The air quality violations were recorded at two of the eight monitoring stations in Kansas City. The monitors in Liberty and Trimble, Mo recorded the violation last month. Another monitor at Rocky Creek, near Highway 169 and Highway 435, went over the federal limit in June.

“Generally the highest concentration of ground level ozone is to the north or northeast of Kansas City,” said James Joerke, air quality program manager with the Mid-America Regional Council.

“The air currents generally come out of the south or southwest. Very rarely do monitors record high levels south of Kansas City.”

The measurements of air quality are generally taken as an average of ozone levels measured over a three year period.

Ground level ozone is sometimes called smog and is one of six pollutants monitored by state and local agencies under the Clean Air Act. Ozone can form from activities such as driving, painting, refueling, and using gas-powered lawn and garden equipment.

Nearly one-third of the ozone in Kansas City is created by cars and trucks.

According to Joerke, the EPA may designate Kansas City as a “non-attainment” of the Clean Air Act, removing the “clean air” designation.
The air quality violations will not be official until after the measurements are quality-assured by the Missouri Department of Natural Resources Air Pollution Control Program. Joerke expects the data to be official by the end of the year.

“The ozone violations that Kansas City has experienced leave no doubt that area residents are breathing unhealthy air,” said Joerke. “Fortunately, with the help of many community stakeholders, we have developed solid regulatory and voluntary plans for making our air cleaner.”

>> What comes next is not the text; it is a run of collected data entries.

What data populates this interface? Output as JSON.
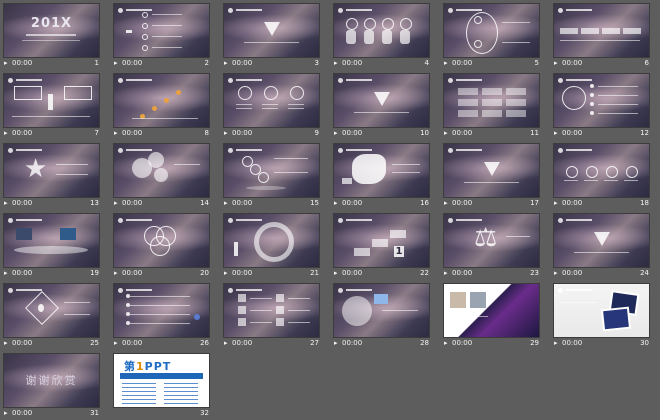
{
  "cover": {
    "title": "201X"
  },
  "closing": {
    "title": "谢谢欣赏"
  },
  "brand_slide": {
    "brand_left": "第",
    "brand_mid": "1",
    "brand_right": "PPT"
  },
  "slides": [
    {
      "num": "1",
      "time": "00:00",
      "play_icon": "play-icon",
      "kind": "cover"
    },
    {
      "num": "2",
      "time": "00:00",
      "play_icon": "play-icon",
      "kind": "list"
    },
    {
      "num": "3",
      "time": "00:00",
      "play_icon": "play-icon",
      "kind": "triangle"
    },
    {
      "num": "4",
      "time": "00:00",
      "play_icon": "play-icon",
      "kind": "pills"
    },
    {
      "num": "5",
      "time": "00:00",
      "play_icon": "play-icon",
      "kind": "curve"
    },
    {
      "num": "6",
      "time": "00:00",
      "play_icon": "play-icon",
      "kind": "arrows"
    },
    {
      "num": "7",
      "time": "00:00",
      "play_icon": "play-icon",
      "kind": "boxes"
    },
    {
      "num": "8",
      "time": "00:00",
      "play_icon": "play-icon",
      "kind": "steps"
    },
    {
      "num": "9",
      "time": "00:00",
      "play_icon": "play-icon",
      "kind": "rings"
    },
    {
      "num": "10",
      "time": "00:00",
      "play_icon": "play-icon",
      "kind": "triangle"
    },
    {
      "num": "11",
      "time": "00:00",
      "play_icon": "play-icon",
      "kind": "table"
    },
    {
      "num": "12",
      "time": "00:00",
      "play_icon": "play-icon",
      "kind": "radial"
    },
    {
      "num": "13",
      "time": "00:00",
      "play_icon": "play-icon",
      "kind": "star"
    },
    {
      "num": "14",
      "time": "00:00",
      "play_icon": "play-icon",
      "kind": "bubbles"
    },
    {
      "num": "15",
      "time": "00:00",
      "play_icon": "play-icon",
      "kind": "dots"
    },
    {
      "num": "16",
      "time": "00:00",
      "play_icon": "play-icon",
      "kind": "map"
    },
    {
      "num": "17",
      "time": "00:00",
      "play_icon": "play-icon",
      "kind": "triangle"
    },
    {
      "num": "18",
      "time": "00:00",
      "play_icon": "play-icon",
      "kind": "icons"
    },
    {
      "num": "19",
      "time": "00:00",
      "play_icon": "play-icon",
      "kind": "photos"
    },
    {
      "num": "20",
      "time": "00:00",
      "play_icon": "play-icon",
      "kind": "venn"
    },
    {
      "num": "21",
      "time": "00:00",
      "play_icon": "play-icon",
      "kind": "cycle"
    },
    {
      "num": "22",
      "time": "00:00",
      "play_icon": "play-icon",
      "kind": "stairs"
    },
    {
      "num": "23",
      "time": "00:00",
      "play_icon": "play-icon",
      "kind": "scale"
    },
    {
      "num": "24",
      "time": "00:00",
      "play_icon": "play-icon",
      "kind": "triangle"
    },
    {
      "num": "25",
      "time": "00:00",
      "play_icon": "play-icon",
      "kind": "diamond"
    },
    {
      "num": "26",
      "time": "00:00",
      "play_icon": "play-icon",
      "kind": "timeline"
    },
    {
      "num": "27",
      "time": "00:00",
      "play_icon": "play-icon",
      "kind": "iconlist"
    },
    {
      "num": "28",
      "time": "00:00",
      "play_icon": "play-icon",
      "kind": "pie"
    },
    {
      "num": "29",
      "time": "00:00",
      "play_icon": "play-icon",
      "kind": "photo"
    },
    {
      "num": "30",
      "time": "00:00",
      "play_icon": "play-icon",
      "kind": "cards"
    },
    {
      "num": "31",
      "time": "00:00",
      "play_icon": "play-icon",
      "kind": "closing"
    },
    {
      "num": "32",
      "time": "",
      "play_icon": "",
      "kind": "brand"
    }
  ],
  "colors": {
    "page_bg": "#5d5d5d",
    "slide_dark": "#3a3548",
    "slide_accent": "#8a7a85",
    "footer_text": "#f3f3f3",
    "brand_blue": "#1f6cc4",
    "brand_orange": "#e08a00"
  }
}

There are measures that local agencies can take to restrict the amount of ozone created.

“We will focus on new controls on power plants and develop implementations for idling buses and heavy duty trucks,” said Joerke. “It may take only 18 to 24 months to develop guidelines for idling buses, but it will take longer for power plant controls. Each power plant air scrubber has to be individually designed.”

One of the major results from air pollution is the affect on public health.

“Public health is affected by air pollution,” said Joerke. “We have 25,000 kids in Kansas City with asthma or breathing problems. Yes, it will cost money later, but it costs now to be breathing dirty air. It’s a public health cost.”

Some actions by residents can impact the levels of ozone. Mowing lawns and refueling vehicles in the evening, using safer paints and solvents, and car pooling all reduce ozone creation.